If this "god boat" similarity in the art of Mesopotamia and Central America were the only such similarity, we might be more justified in chalking it up to simple isolationist interpretation of the same star patterns.  However, as it turns out there are literally hundreds of other pieces of evidence which argue for some sort of serious ancient contact across the oceans and which argue against an isolationist interpretation of the "god boat" images.  Some of those have been listed in this previous blog post (with links to blog posts that discuss each one).  Another strong case for contact between the Maya (or their predecessors) and the ancient civilizations of the "Old World" (in this case both the Babylonians and the ancient Egyptians) is made in this previous post.

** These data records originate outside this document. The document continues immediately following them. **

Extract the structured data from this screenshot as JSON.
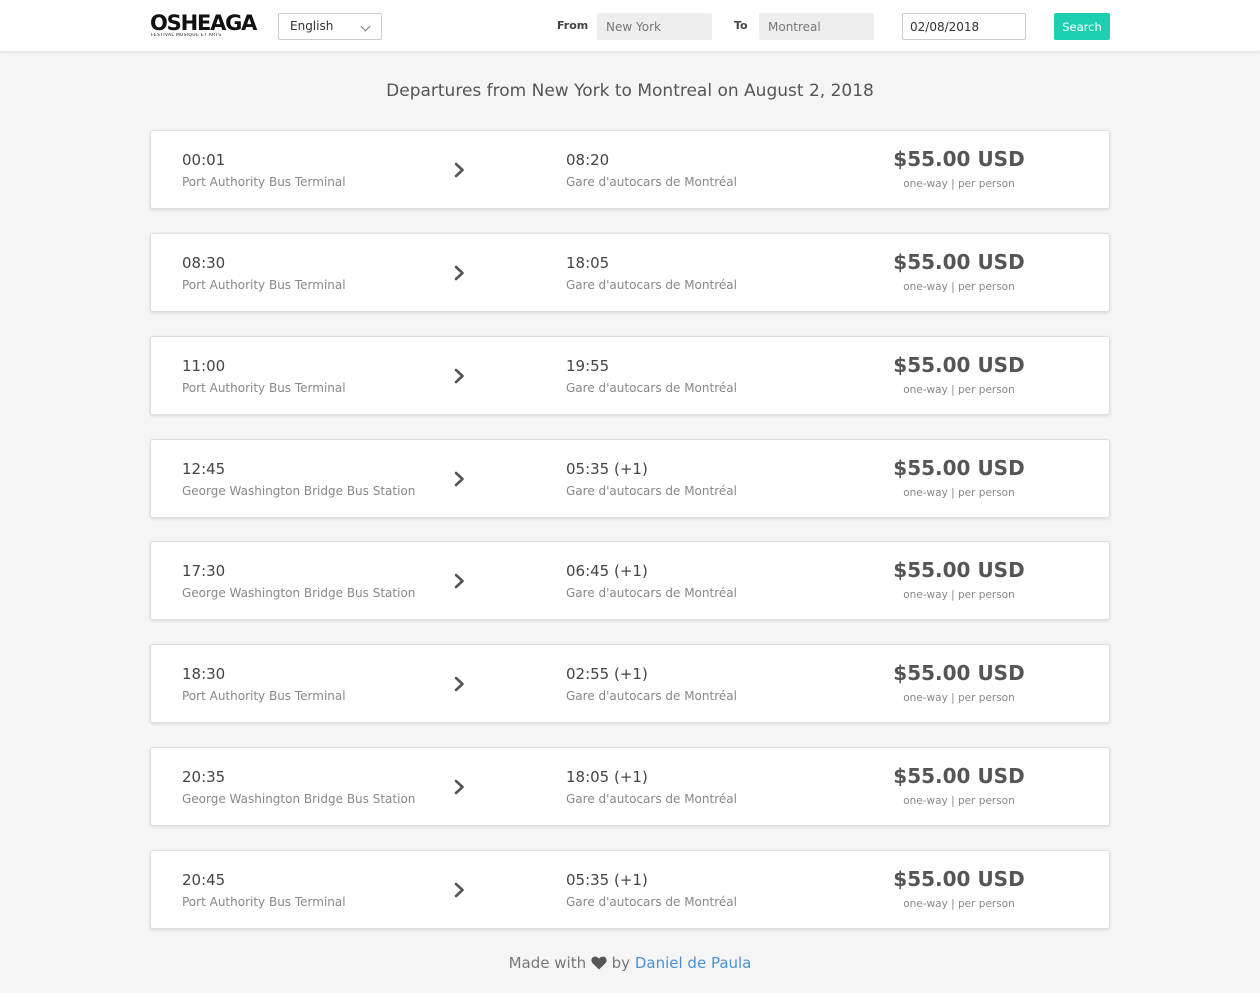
{
  "brand": {
    "logo_text": "OSHEAGA",
    "logo_subtext": "FESTIVAL MUSIQUE ET ARTS"
  },
  "search": {
    "language": "English",
    "from_label": "From",
    "from_value": "New York",
    "to_label": "To",
    "to_value": "Montreal",
    "date_value": "02/08/2018",
    "button_label": "Search"
  },
  "heading": "Departures from New York to Montreal on August 2, 2018",
  "departures": [
    {
      "dep_time": "00:01",
      "dep_station": "Port Authority Bus Terminal",
      "arr_time": "08:20",
      "arr_station": "Gare d'autocars de Montréal",
      "price": "$55.00 USD",
      "price_note": "one-way | per person"
    },
    {
      "dep_time": "08:30",
      "dep_station": "Port Authority Bus Terminal",
      "arr_time": "18:05",
      "arr_station": "Gare d'autocars de Montréal",
      "price": "$55.00 USD",
      "price_note": "one-way | per person"
    },
    {
      "dep_time": "11:00",
      "dep_station": "Port Authority Bus Terminal",
      "arr_time": "19:55",
      "arr_station": "Gare d'autocars de Montréal",
      "price": "$55.00 USD",
      "price_note": "one-way | per person"
    },
    {
      "dep_time": "12:45",
      "dep_station": "George Washington Bridge Bus Station",
      "arr_time": "05:35 (+1)",
      "arr_station": "Gare d'autocars de Montréal",
      "price": "$55.00 USD",
      "price_note": "one-way | per person"
    },
    {
      "dep_time": "17:30",
      "dep_station": "George Washington Bridge Bus Station",
      "arr_time": "06:45 (+1)",
      "arr_station": "Gare d'autocars de Montréal",
      "price": "$55.00 USD",
      "price_note": "one-way | per person"
    },
    {
      "dep_time": "18:30",
      "dep_station": "Port Authority Bus Terminal",
      "arr_time": "02:55 (+1)",
      "arr_station": "Gare d'autocars de Montréal",
      "price": "$55.00 USD",
      "price_note": "one-way | per person"
    },
    {
      "dep_time": "20:35",
      "dep_station": "George Washington Bridge Bus Station",
      "arr_time": "18:05 (+1)",
      "arr_station": "Gare d'autocars de Montréal",
      "price": "$55.00 USD",
      "price_note": "one-way | per person"
    },
    {
      "dep_time": "20:45",
      "dep_station": "Port Authority Bus Terminal",
      "arr_time": "05:35 (+1)",
      "arr_station": "Gare d'autocars de Montréal",
      "price": "$55.00 USD",
      "price_note": "one-way | per person"
    }
  ],
  "footer": {
    "made_with": "Made with",
    "by": "by",
    "author": "Daniel de Paula"
  },
  "colors": {
    "accent": "#1ccfb0",
    "link": "#4a90d9",
    "background": "#f5f5f5"
  },
  "icons": {
    "arrow": "chevron-right-icon",
    "heart": "heart-icon",
    "dropdown": "chevron-down-icon"
  }
}
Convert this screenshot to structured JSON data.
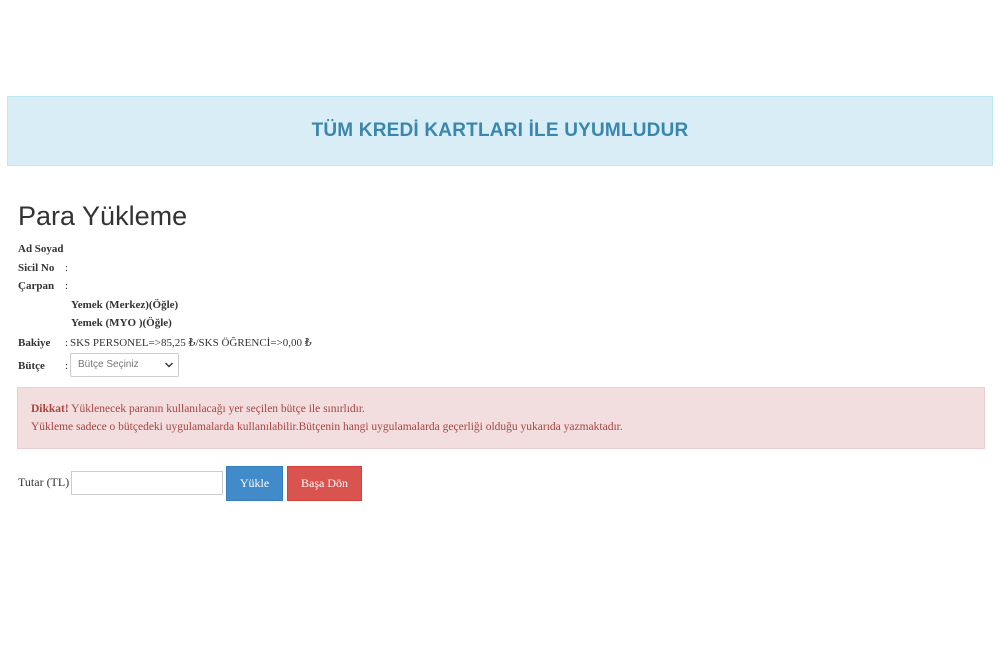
{
  "banner": {
    "text": "TÜM KREDİ KARTLARI İLE UYUMLUDUR",
    "background": "#d9edf7",
    "text_color": "#3a87ad"
  },
  "page": {
    "title": "Para Yükleme"
  },
  "info": {
    "separator": ":",
    "name_label": "Ad Soyad",
    "name_value": "",
    "registry_label": "Sicil No",
    "registry_value": "",
    "multiplier_label": "Çarpan",
    "multiplier_value": "",
    "multiplier_items": [
      "Yemek (Merkez)(Öğle)",
      "Yemek (MYO )(Öğle)"
    ],
    "balance_label": "Bakiye",
    "balance_value": "SKS PERSONEL=>85,25 ₺/SKS ÖĞRENCİ=>0,00 ₺",
    "budget_label": "Bütçe"
  },
  "budget_select": {
    "selected": "Bütçe Seçiniz",
    "icon": "chevron-down-icon"
  },
  "alert": {
    "strong": "Dikkat!",
    "line1": "Yüklenecek paranın kullanılacağı yer seçilen bütçe ile sınırlıdır.",
    "line2": "Yükleme sadece o bütçedeki uygulamalarda kullanılabilir.Bütçenin hangi uygulamalarda geçerliği olduğu yukarıda yazmaktadır.",
    "background": "#f2dede",
    "text_color": "#a94442"
  },
  "form": {
    "amount_label": "Tutar (TL)",
    "amount_value": "",
    "upload_button": "Yükle",
    "back_button": "Başa Dön",
    "upload_color": "#428bca",
    "back_color": "#d9534f"
  }
}
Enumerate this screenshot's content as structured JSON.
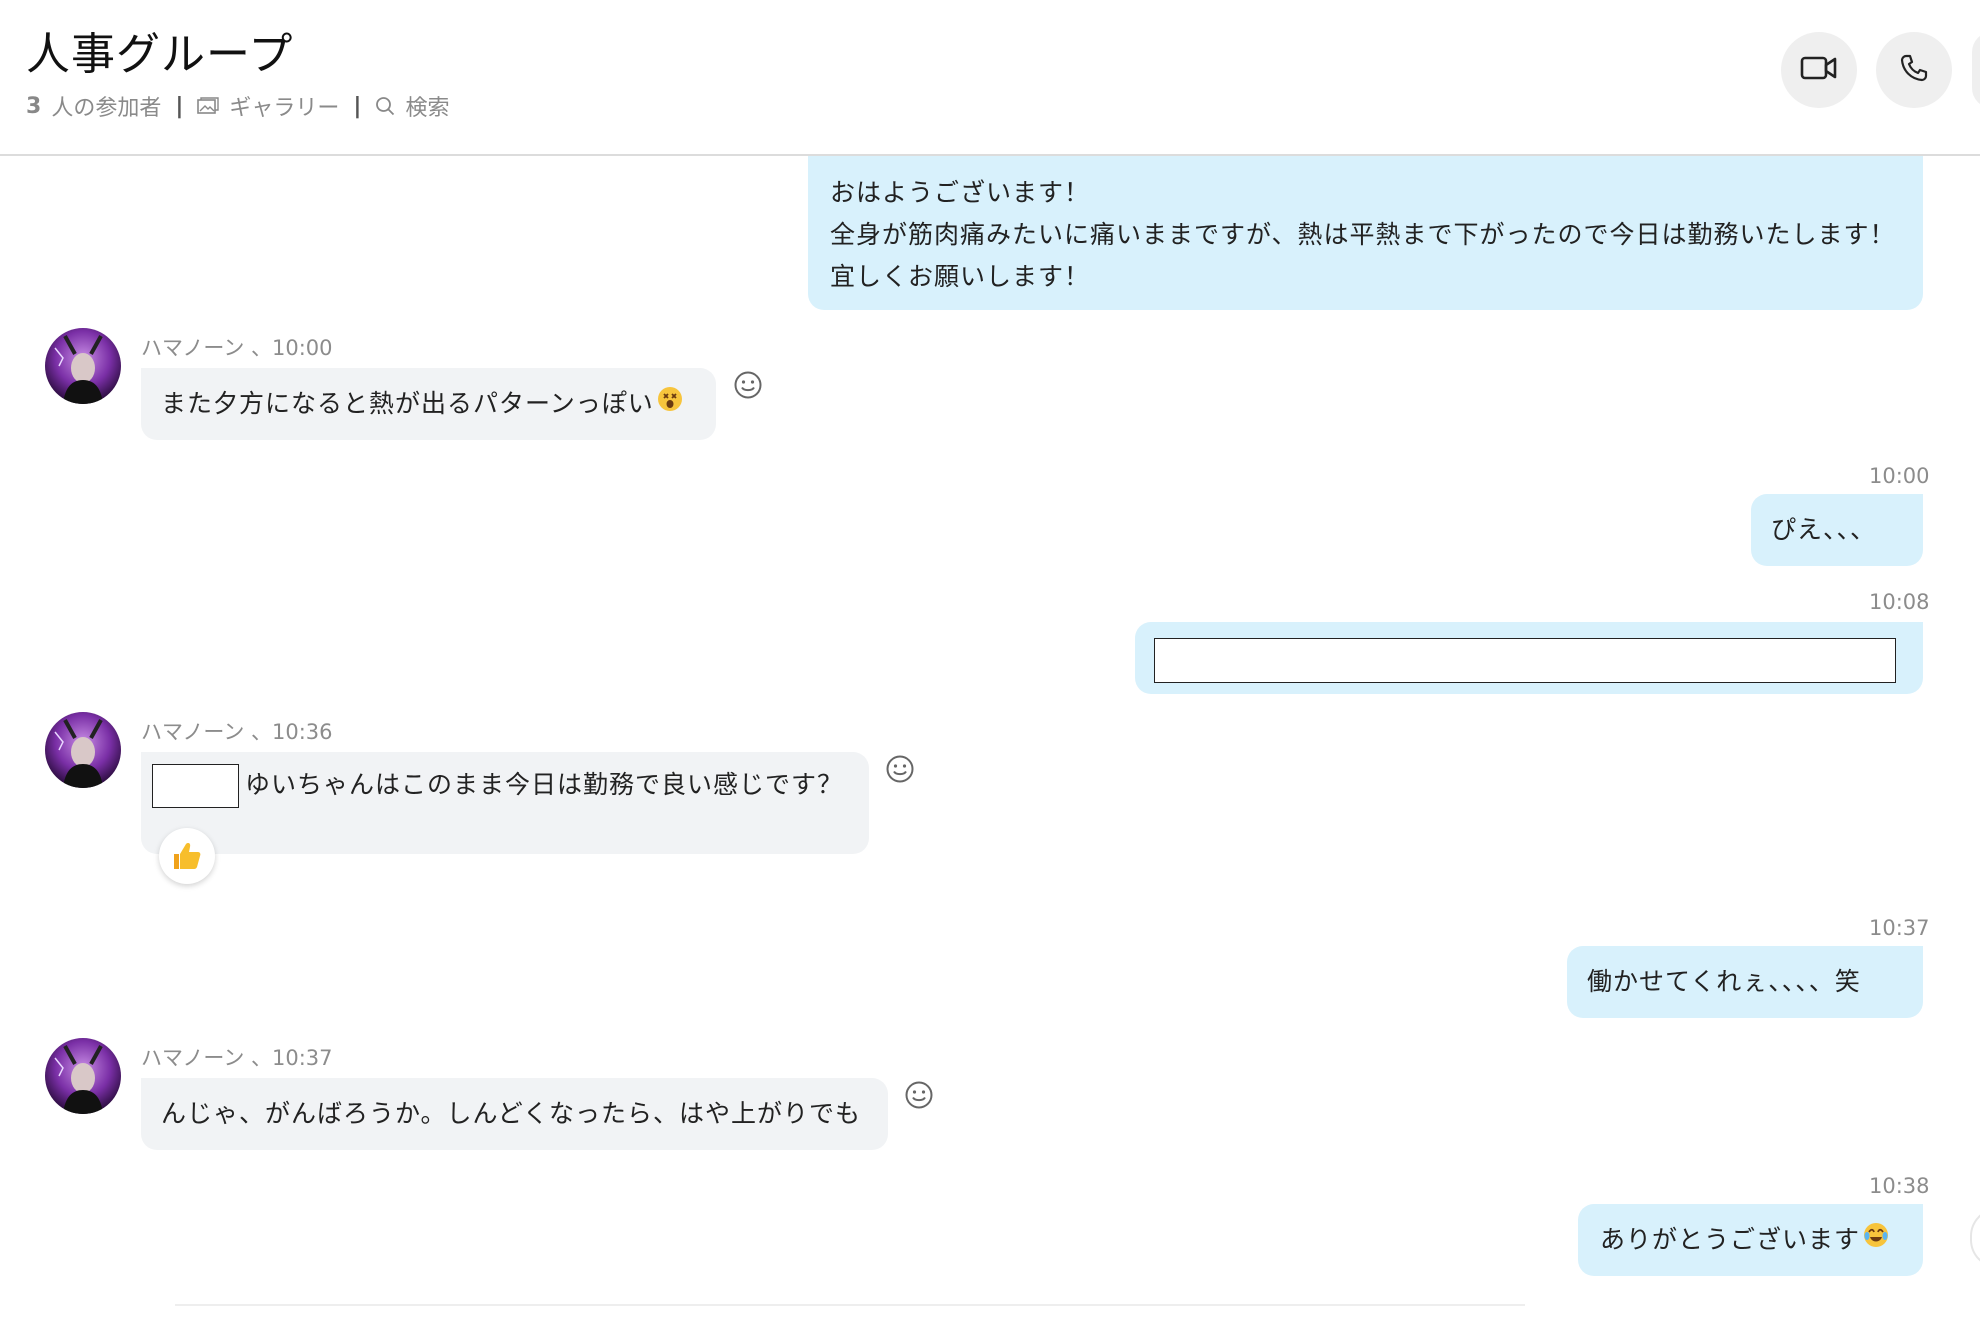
{
  "header": {
    "title": "人事グループ",
    "participants_count": "3",
    "participants_label": "人の参加者",
    "separator": "|",
    "gallery_label": "ギャラリー",
    "search_label": "検索",
    "icons": [
      "gallery-icon",
      "search-icon",
      "video-call-icon",
      "phone-icon"
    ]
  },
  "messages": [
    {
      "direction": "out",
      "lines": [
        "おはようございます！",
        "全身が筋肉痛みたいに痛いままですが、熱は平熱まで下がったので今日は勤務いたします！",
        "宜しくお願いします！"
      ]
    },
    {
      "direction": "in",
      "sender": "ハマノーン 、10:00",
      "text": "また夕方になると熱が出るパターンっぽい",
      "emoji": "dizzy-face"
    },
    {
      "direction": "out",
      "time": "10:00",
      "text": "ぴえ、、、"
    },
    {
      "direction": "out",
      "time": "10:08",
      "text": "",
      "redacted": true
    },
    {
      "direction": "in",
      "sender": "ハマノーン 、10:36",
      "text": "ゆいちゃんはこのまま今日は勤務で良い感じです？",
      "redacted_prefix": true,
      "reaction": "thumbs-up"
    },
    {
      "direction": "out",
      "time": "10:37",
      "text": "働かせてくれぇ、、、、笑"
    },
    {
      "direction": "in",
      "sender": "ハマノーン 、10:37",
      "text": "んじゃ、がんばろうか。しんどくなったら、はや上がりでも"
    },
    {
      "direction": "out",
      "time": "10:38",
      "text": "ありがとうございます",
      "emoji": "tears-of-joy"
    }
  ],
  "colors": {
    "outgoing_bubble": "#d8f1fc",
    "incoming_bubble": "#f1f3f5",
    "meta_text": "#8c8c8c",
    "call_button": "#efefef"
  }
}
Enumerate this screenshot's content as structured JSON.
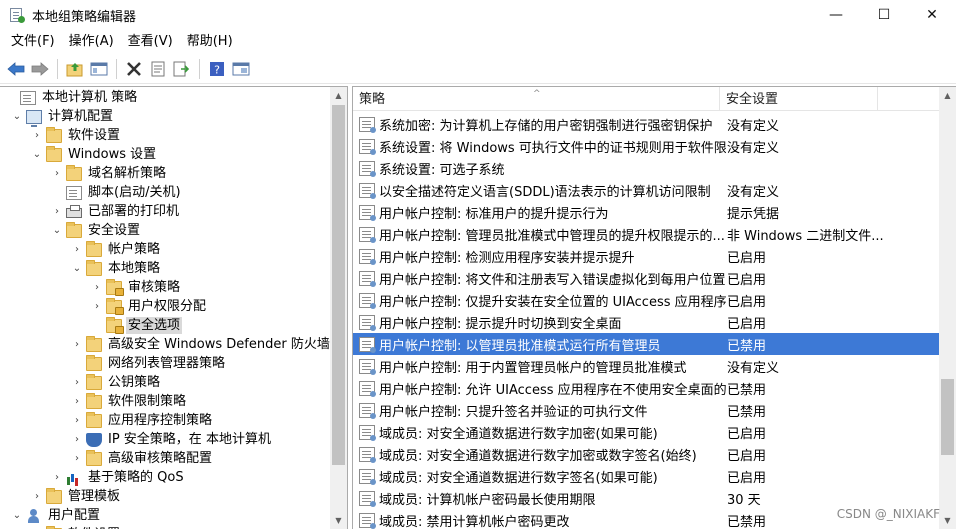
{
  "window": {
    "title": "本地组策略编辑器",
    "minimize": "—",
    "maximize": "☐",
    "close": "✕"
  },
  "menu": [
    "文件(F)",
    "操作(A)",
    "查看(V)",
    "帮助(H)"
  ],
  "toolbar_icons": [
    "back-arrow-icon",
    "forward-arrow-icon",
    "up-folder-icon",
    "show-hide-tree-icon",
    "delete-icon",
    "properties-icon",
    "export-list-icon",
    "help-icon",
    "view-icon"
  ],
  "tree": [
    {
      "label": "本地计算机 策略",
      "level": 0,
      "arrow": "",
      "icon": "doc",
      "name": "tree-local-computer-policy"
    },
    {
      "label": "计算机配置",
      "level": 1,
      "arrow": "⌄",
      "icon": "computer",
      "name": "tree-computer-configuration"
    },
    {
      "label": "软件设置",
      "level": 2,
      "arrow": "›",
      "icon": "folder",
      "name": "tree-software-settings"
    },
    {
      "label": "Windows 设置",
      "level": 2,
      "arrow": "⌄",
      "icon": "folder",
      "name": "tree-windows-settings"
    },
    {
      "label": "域名解析策略",
      "level": 3,
      "arrow": "›",
      "icon": "folder",
      "name": "tree-dns-policy"
    },
    {
      "label": "脚本(启动/关机)",
      "level": 3,
      "arrow": "",
      "icon": "doc",
      "name": "tree-scripts"
    },
    {
      "label": "已部署的打印机",
      "level": 3,
      "arrow": "›",
      "icon": "printer",
      "name": "tree-deployed-printers"
    },
    {
      "label": "安全设置",
      "level": 3,
      "arrow": "⌄",
      "icon": "folder",
      "name": "tree-security-settings"
    },
    {
      "label": "帐户策略",
      "level": 4,
      "arrow": "›",
      "icon": "folder",
      "name": "tree-account-policies"
    },
    {
      "label": "本地策略",
      "level": 4,
      "arrow": "⌄",
      "icon": "folder",
      "name": "tree-local-policies"
    },
    {
      "label": "审核策略",
      "level": 5,
      "arrow": "›",
      "icon": "folder-lock",
      "name": "tree-audit-policy"
    },
    {
      "label": "用户权限分配",
      "level": 5,
      "arrow": "›",
      "icon": "folder-lock",
      "name": "tree-user-rights"
    },
    {
      "label": "安全选项",
      "level": 5,
      "arrow": "",
      "icon": "folder-lock",
      "name": "tree-security-options",
      "selected": true
    },
    {
      "label": "高级安全 Windows Defender 防火墙",
      "level": 4,
      "arrow": "›",
      "icon": "folder",
      "name": "tree-defender-firewall"
    },
    {
      "label": "网络列表管理器策略",
      "level": 4,
      "arrow": "",
      "icon": "folder",
      "name": "tree-network-list"
    },
    {
      "label": "公钥策略",
      "level": 4,
      "arrow": "›",
      "icon": "folder",
      "name": "tree-public-key"
    },
    {
      "label": "软件限制策略",
      "level": 4,
      "arrow": "›",
      "icon": "folder",
      "name": "tree-software-restriction"
    },
    {
      "label": "应用程序控制策略",
      "level": 4,
      "arrow": "›",
      "icon": "folder",
      "name": "tree-app-control"
    },
    {
      "label": "IP 安全策略，在 本地计算机",
      "level": 4,
      "arrow": "›",
      "icon": "shield",
      "name": "tree-ip-security"
    },
    {
      "label": "高级审核策略配置",
      "level": 4,
      "arrow": "›",
      "icon": "folder",
      "name": "tree-advanced-audit"
    },
    {
      "label": "基于策略的 QoS",
      "level": 3,
      "arrow": "›",
      "icon": "chart",
      "name": "tree-qos"
    },
    {
      "label": "管理模板",
      "level": 2,
      "arrow": "›",
      "icon": "folder",
      "name": "tree-admin-templates"
    },
    {
      "label": "用户配置",
      "level": 1,
      "arrow": "⌄",
      "icon": "user",
      "name": "tree-user-configuration"
    },
    {
      "label": "软件设置",
      "level": 2,
      "arrow": "›",
      "icon": "folder",
      "name": "tree-user-software-settings"
    }
  ],
  "list": {
    "columns": {
      "policy": "策略",
      "setting": "安全设置"
    },
    "rows": [
      {
        "policy": "系统加密: 为计算机上存储的用户密钥强制进行强密钥保护",
        "setting": "没有定义"
      },
      {
        "policy": "系统设置: 将 Windows 可执行文件中的证书规则用于软件限...",
        "setting": "没有定义"
      },
      {
        "policy": "系统设置: 可选子系统",
        "setting": ""
      },
      {
        "policy": "以安全描述符定义语言(SDDL)语法表示的计算机访问限制",
        "setting": "没有定义"
      },
      {
        "policy": "用户帐户控制: 标准用户的提升提示行为",
        "setting": "提示凭据"
      },
      {
        "policy": "用户帐户控制: 管理员批准模式中管理员的提升权限提示的...",
        "setting": "非 Windows 二进制文件..."
      },
      {
        "policy": "用户帐户控制: 检测应用程序安装并提示提升",
        "setting": "已启用"
      },
      {
        "policy": "用户帐户控制: 将文件和注册表写入错误虚拟化到每用户位置",
        "setting": "已启用"
      },
      {
        "policy": "用户帐户控制: 仅提升安装在安全位置的 UIAccess 应用程序",
        "setting": "已启用"
      },
      {
        "policy": "用户帐户控制: 提示提升时切换到安全桌面",
        "setting": "已启用"
      },
      {
        "policy": "用户帐户控制: 以管理员批准模式运行所有管理员",
        "setting": "已禁用",
        "selected": true
      },
      {
        "policy": "用户帐户控制: 用于内置管理员帐户的管理员批准模式",
        "setting": "没有定义"
      },
      {
        "policy": "用户帐户控制: 允许 UIAccess 应用程序在不使用安全桌面的...",
        "setting": "已禁用"
      },
      {
        "policy": "用户帐户控制: 只提升签名并验证的可执行文件",
        "setting": "已禁用"
      },
      {
        "policy": "域成员: 对安全通道数据进行数字加密(如果可能)",
        "setting": "已启用"
      },
      {
        "policy": "域成员: 对安全通道数据进行数字加密或数字签名(始终)",
        "setting": "已启用"
      },
      {
        "policy": "域成员: 对安全通道数据进行数字签名(如果可能)",
        "setting": "已启用"
      },
      {
        "policy": "域成员: 计算机帐户密码最长使用期限",
        "setting": "30 天"
      },
      {
        "policy": "域成员: 禁用计算机帐户密码更改",
        "setting": "已禁用"
      }
    ]
  },
  "watermark": "CSDN @_NIXIAKF",
  "colors": {
    "selection": "#3d79d6",
    "tree_selection": "#d9d9d9"
  }
}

Note that the constellation you see rising up behind Sirius and Canis Major has -- since the time of the ancient Greeks -- been associated with the ship Argo, which carried the Argonauts.  That ship is usually depicted as having a great eye painted on the prow, and according to legend its prow contained a timber from a sacred oak from the grove at Dodona.  This sacred Dodona oak-beam could speak.  Thus, the Argo of myth also incorporates the "man-like" features of the front of the constellation, and indicates that it was the constellation that came first and not the myth (the importance of the distinction between which came first is discussed in this previous post, and in the older posts linked in the first line of that post).  Instead of the myths incorporating superstitious and unscientific explanations of natural phenomena (as we are usually taught), a body of tales which the ancients then projected into the celestial objects they saw in the sky, this view argues that the myths themselves were created to preserve scientific knowledge of the earth, stars, and planets -- an entirely different view of what was going on in the ancient myth-making process.

Thus, the constellation of the Ship (now visible just before sunrise) provides important evidence that ancient civilizations were more advanced than we are taught in school, and that they may well have crossed the oceans long before historians are willing to admit that they could or did.  If you can do it, try to get up early to see the pre-dawn constellations in the east, and contemplate that as you look for the stern of the great ship Argo.



























PS -- the title of this post is only metaphorical: the voyages of the Argo most likely depict celestial events.  I am not suggesting that the Argo made actual voyages to the New World, rather that the civilization(s) that influenced the Argo myth (probably long before classical Greece) crossed the oceans regularly, and that the seeds of the legend of a boat with a supernatural human prow were spread far and wide across the globe.